Why doesn't join() call str() on its arguments?

M

Michael Hoffman

Nick said:
Why not have another method to do this? I propose joinany which will
join any type of object together, not just strings

I think that's what Frederik was proposing. Except that it would be
called join and be a built-in (not a str method).
 
M

Michael Hoffman

Max said:
'1,2,3,four'

Is this really that hard to do, that you want it in the library?

I think it's a sufficiently common use case that having to do that
is a wart.
 
N

Nick Coghlan

Leo said:
All I've been able to find is a 1999 python-dev post by Tim
Peters which would seem to indicate he doesn't understand it
either:

"string.join(seq) doesn't currently convert seq elements to
string type, and in my vision it would. At least three of us
admit to mapping str across seq anyway before calling
string.join, and I think it would be a nice convenience
[...]"

But now it's 2005, and both string.join() and str.join() still
explicitly expect a sequence of strings rather than a sequence of
stringifiable objects.

There's a more recent discussion than that, because I tried to change it shortly
after I offered a patch to fix a corner case for string subclasses.

This seems to be the last relevant message in the thread:
http://mail.python.org/pipermail/python-dev/2004-August/048516.html

So it was tried, but we found too many weird corner cases we weren't quite sure
what to do with. At that point, "explicit is better than implicit" kicked in :)

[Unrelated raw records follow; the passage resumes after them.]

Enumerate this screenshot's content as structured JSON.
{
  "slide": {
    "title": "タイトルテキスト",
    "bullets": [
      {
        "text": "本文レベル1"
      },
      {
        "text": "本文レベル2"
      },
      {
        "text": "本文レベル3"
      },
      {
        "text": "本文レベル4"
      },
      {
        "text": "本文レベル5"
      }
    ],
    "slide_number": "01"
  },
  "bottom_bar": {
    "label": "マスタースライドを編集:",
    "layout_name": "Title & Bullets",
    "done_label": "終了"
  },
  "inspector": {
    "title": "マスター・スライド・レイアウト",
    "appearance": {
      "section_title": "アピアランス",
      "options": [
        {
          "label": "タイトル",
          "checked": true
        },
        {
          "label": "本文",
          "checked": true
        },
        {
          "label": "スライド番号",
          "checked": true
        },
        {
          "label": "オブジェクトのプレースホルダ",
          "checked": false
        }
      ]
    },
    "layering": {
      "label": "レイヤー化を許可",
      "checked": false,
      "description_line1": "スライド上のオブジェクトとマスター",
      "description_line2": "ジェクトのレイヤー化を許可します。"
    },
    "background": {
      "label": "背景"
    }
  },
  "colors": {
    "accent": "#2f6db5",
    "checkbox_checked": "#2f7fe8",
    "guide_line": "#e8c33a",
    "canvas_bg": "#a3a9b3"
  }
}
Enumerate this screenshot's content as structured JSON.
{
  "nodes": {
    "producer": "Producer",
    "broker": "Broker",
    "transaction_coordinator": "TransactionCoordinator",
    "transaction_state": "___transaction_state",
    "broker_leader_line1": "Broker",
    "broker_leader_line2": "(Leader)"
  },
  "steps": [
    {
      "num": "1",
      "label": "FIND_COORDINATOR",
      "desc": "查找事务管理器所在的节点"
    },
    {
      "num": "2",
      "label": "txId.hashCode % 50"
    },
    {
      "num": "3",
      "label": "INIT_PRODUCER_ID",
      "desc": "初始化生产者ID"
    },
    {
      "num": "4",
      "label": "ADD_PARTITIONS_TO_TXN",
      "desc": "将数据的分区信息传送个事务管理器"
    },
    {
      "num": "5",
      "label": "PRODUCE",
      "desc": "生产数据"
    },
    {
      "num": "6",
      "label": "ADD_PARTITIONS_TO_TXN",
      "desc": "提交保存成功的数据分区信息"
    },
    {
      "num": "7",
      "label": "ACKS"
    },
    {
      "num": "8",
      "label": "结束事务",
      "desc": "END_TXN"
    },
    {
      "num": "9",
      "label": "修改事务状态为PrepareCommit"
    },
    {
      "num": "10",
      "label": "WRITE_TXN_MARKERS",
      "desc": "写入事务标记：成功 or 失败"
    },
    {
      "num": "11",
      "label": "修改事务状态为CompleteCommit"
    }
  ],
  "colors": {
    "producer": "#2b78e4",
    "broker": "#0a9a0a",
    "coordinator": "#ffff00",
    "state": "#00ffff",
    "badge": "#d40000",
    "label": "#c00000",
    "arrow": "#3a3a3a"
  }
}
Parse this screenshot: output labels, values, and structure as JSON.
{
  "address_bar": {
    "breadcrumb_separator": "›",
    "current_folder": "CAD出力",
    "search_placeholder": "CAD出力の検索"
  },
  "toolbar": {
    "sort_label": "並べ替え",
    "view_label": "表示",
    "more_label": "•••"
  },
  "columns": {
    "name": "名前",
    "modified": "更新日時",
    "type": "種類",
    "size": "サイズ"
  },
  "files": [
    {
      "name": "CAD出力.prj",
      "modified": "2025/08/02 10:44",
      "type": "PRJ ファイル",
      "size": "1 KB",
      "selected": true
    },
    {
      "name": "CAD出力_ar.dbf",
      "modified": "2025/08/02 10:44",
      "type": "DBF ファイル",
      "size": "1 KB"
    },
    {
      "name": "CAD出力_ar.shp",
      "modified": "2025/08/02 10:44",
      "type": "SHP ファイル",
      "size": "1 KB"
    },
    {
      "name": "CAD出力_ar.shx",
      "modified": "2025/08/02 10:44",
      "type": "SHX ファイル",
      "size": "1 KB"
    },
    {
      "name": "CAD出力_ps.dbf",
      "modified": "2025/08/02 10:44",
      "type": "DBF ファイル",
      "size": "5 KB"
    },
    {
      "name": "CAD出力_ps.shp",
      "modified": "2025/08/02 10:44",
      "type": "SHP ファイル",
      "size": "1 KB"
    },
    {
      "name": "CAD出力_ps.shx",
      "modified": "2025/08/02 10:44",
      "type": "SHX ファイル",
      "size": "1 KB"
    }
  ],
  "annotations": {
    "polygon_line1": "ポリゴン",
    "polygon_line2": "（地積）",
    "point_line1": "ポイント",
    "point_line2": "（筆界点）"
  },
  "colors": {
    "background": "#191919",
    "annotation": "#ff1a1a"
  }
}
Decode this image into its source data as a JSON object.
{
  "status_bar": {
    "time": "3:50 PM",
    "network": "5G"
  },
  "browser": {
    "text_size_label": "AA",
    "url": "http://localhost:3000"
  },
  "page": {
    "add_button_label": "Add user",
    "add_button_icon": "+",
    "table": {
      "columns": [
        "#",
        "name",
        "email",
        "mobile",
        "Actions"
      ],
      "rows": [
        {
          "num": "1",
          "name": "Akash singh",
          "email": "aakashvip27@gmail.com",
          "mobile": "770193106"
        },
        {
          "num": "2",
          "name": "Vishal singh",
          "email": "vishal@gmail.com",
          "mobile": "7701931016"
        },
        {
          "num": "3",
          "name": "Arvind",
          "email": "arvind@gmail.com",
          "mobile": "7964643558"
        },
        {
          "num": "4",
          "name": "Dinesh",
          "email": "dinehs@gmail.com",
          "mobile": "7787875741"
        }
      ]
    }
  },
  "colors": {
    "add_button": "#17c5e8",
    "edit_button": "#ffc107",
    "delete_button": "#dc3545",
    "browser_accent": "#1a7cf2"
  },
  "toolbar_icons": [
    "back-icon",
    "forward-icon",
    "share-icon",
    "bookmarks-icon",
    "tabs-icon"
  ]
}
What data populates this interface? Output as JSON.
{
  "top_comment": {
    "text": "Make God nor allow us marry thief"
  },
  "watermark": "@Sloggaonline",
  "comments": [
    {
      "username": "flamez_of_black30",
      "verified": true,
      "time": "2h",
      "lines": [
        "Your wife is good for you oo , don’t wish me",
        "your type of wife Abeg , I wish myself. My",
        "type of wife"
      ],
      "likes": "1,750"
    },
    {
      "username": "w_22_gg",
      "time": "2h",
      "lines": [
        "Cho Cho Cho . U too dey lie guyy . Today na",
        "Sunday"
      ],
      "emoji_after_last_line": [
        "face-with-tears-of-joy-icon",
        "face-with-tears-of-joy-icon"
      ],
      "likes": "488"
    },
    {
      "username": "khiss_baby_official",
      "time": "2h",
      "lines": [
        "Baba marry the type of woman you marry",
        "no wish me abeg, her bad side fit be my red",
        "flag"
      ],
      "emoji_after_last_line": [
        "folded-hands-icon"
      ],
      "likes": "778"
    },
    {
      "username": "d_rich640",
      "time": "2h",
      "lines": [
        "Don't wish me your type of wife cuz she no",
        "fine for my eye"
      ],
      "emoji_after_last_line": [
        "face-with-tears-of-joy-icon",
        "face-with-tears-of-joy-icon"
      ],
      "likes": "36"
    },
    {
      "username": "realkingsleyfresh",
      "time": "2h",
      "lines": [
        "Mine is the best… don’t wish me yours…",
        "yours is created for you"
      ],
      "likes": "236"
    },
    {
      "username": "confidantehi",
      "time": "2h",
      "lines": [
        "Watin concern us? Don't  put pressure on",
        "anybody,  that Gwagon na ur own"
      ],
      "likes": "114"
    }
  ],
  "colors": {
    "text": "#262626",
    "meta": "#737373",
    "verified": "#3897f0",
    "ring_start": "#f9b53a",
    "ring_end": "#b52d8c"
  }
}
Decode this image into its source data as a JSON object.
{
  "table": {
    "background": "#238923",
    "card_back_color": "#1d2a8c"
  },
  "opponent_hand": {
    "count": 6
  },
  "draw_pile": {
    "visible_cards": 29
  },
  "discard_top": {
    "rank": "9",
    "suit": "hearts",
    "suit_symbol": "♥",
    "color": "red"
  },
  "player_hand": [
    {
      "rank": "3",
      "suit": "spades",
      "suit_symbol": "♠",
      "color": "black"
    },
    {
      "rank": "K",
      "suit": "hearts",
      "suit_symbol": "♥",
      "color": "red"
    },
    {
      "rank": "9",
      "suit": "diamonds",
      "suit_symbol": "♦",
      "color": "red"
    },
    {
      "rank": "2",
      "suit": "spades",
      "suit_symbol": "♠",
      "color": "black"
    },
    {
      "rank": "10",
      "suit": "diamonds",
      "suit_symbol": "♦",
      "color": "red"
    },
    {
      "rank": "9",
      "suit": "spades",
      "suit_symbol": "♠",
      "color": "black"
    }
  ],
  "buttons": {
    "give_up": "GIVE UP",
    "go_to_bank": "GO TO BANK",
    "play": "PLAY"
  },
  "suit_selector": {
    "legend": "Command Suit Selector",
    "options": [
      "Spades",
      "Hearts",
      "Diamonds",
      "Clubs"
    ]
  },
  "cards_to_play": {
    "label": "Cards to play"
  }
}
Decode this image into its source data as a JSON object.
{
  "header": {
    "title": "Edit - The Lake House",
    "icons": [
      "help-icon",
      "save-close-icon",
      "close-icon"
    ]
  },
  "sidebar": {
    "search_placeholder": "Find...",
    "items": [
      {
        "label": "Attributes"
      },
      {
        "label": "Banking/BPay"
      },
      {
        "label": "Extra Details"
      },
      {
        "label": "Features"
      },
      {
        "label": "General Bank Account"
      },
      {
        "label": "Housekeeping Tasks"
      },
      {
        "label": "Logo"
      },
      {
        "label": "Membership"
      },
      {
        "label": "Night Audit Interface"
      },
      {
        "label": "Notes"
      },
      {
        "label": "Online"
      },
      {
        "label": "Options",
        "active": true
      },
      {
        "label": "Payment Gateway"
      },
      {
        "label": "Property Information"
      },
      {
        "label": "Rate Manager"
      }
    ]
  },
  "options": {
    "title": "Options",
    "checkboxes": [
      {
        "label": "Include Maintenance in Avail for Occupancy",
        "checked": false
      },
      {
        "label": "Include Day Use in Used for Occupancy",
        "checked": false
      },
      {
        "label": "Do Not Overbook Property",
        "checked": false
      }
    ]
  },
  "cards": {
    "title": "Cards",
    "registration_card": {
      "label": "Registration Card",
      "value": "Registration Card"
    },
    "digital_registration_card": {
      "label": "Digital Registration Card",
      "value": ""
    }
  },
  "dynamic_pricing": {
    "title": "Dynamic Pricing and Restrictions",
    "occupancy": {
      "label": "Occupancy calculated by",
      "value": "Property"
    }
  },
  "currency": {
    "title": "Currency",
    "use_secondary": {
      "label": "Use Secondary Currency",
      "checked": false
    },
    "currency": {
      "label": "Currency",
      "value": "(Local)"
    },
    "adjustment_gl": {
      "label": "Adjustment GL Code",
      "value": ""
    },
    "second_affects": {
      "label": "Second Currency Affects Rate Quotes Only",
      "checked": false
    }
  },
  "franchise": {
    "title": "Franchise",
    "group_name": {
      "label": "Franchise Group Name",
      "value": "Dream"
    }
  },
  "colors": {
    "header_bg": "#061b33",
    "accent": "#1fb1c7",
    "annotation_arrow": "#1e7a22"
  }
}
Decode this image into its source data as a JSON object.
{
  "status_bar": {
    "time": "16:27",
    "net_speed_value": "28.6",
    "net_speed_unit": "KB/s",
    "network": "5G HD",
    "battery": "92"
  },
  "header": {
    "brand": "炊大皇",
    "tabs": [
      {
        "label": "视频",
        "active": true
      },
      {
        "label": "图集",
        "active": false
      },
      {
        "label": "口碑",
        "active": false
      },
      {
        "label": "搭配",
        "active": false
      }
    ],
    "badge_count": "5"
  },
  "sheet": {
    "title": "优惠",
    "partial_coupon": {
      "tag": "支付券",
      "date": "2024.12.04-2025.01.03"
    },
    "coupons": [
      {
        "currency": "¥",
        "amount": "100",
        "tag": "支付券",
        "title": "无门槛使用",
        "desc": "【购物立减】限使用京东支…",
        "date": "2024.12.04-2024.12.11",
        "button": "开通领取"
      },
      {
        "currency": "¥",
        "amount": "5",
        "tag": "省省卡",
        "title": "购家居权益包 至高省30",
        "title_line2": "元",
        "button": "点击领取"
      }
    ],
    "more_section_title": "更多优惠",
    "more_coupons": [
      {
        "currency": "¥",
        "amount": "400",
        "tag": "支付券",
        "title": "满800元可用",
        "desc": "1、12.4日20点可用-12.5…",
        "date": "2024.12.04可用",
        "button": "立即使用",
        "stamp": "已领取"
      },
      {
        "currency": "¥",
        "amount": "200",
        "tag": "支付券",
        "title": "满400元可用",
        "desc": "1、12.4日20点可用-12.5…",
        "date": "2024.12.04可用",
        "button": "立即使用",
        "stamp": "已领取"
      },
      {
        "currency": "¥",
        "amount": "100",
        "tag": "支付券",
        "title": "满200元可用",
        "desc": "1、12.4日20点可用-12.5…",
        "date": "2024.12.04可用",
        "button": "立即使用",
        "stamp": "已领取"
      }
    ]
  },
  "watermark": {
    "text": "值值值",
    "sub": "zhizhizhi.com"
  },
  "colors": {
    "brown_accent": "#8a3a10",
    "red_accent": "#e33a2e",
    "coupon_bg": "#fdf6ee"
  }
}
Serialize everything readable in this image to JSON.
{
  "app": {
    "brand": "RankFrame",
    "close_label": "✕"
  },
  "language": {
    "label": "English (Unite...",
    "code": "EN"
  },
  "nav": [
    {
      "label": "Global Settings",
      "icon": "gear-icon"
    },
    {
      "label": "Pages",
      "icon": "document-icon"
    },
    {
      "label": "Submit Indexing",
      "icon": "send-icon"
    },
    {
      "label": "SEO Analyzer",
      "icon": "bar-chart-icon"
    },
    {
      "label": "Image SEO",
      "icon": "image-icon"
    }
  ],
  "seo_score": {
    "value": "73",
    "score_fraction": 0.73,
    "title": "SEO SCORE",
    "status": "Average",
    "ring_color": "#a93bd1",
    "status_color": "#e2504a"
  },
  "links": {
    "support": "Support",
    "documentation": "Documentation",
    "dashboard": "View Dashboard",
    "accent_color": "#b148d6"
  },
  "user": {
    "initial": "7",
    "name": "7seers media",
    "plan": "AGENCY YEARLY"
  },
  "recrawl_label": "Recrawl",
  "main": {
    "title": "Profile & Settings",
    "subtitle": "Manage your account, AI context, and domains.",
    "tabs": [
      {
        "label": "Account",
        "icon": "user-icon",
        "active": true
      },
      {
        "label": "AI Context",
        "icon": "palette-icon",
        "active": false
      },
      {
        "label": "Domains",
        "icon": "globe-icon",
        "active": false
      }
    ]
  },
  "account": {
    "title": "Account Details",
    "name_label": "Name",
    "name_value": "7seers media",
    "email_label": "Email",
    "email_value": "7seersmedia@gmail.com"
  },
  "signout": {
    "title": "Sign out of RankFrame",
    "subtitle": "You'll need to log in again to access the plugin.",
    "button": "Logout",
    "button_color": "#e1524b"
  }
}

A shame, since it was both faster and more convenient than using a list comp.
But the convenience wasn't worth the ambiguity of the semantics.

Cheers,
Nick.

P.S. For anyone else that uses Firefox:

Linking the pydev keyword to
"http://www.google.com/search?q=site:mail.python.org+inurl:python-dev+%s"

and the pylist keyword to
"http://www.google.com/search?q=site:mail.python.org+inurl:python-list+%s"

makes searching the archives on python.org really easy. Of course, knowing what
you're looking for because you were a participant in the discussion helps, too ;)
 
L

Leif K-Brooks

Leo said:
What I can't find an explanation for is why str.join() doesn't
automatically call str() on its arguments

I don't really like that idea for the reasons others have stated. But a
related and (IMHO) more Pythonic idea would be to allow arbitrary
objects to be str.join()ed if they use __radd__ to allow concatenation
with strings. This would be consistent with how the + operator behaves:

Python 2.4 (#2, Jan 8 2005, 20:18:03)
[GCC 3.3.5 (Debian 1:3.3.5-5)] on linux2
Type "help", "copyright", "credits" or "license" for more information..... def __radd__(self, other):
.... if isinstance(other, basestring):
.... return other + str(self)
.... def __str__(self):
.... return 'Foo()'
....
>>> 'foo:' + Foo() 'foo:Foo()'
>>> ''.join(['foo', Foo()])
Traceback (most recent call last):
File "<stdin>", line 1, in ?
TypeError: sequence item 1: expected string, Foo found
 
N

Nick Vargish

news.sydney.pipenetworks.com said:
Really ? Then why are you using python.

Try "import this" at a Python prompt. I didn't invent "Explicit is
better than implicit."
Python or most dynamic languages are are so great because of their
common sense towards the "implicit".

Python is not "most dynamic languages", and does not seem to
implicitly "cast" objects into other types. Python may be "dynamic",
but it's also "strongly typed", a feature I consider a benefit, though
you are of course free to disagree.
c = "%s%s" % (a, b)
There is an implicit str(b) here.

Not if you read the docs, as another poster has pointed out.
''.join(["string", 2]) to me is no different then the example above.

TypeError: sequence item 1: expected string, int found

Which pretty much supports my initial argument -- if a non-string got
into the list, something needs to be fixed, and it isn't the behavior
of the join() method!

Nick
 
N

news.sydney.pipenetworks.com

Fredrik said:
:




a certain "princess bride" quote would fit here, I think.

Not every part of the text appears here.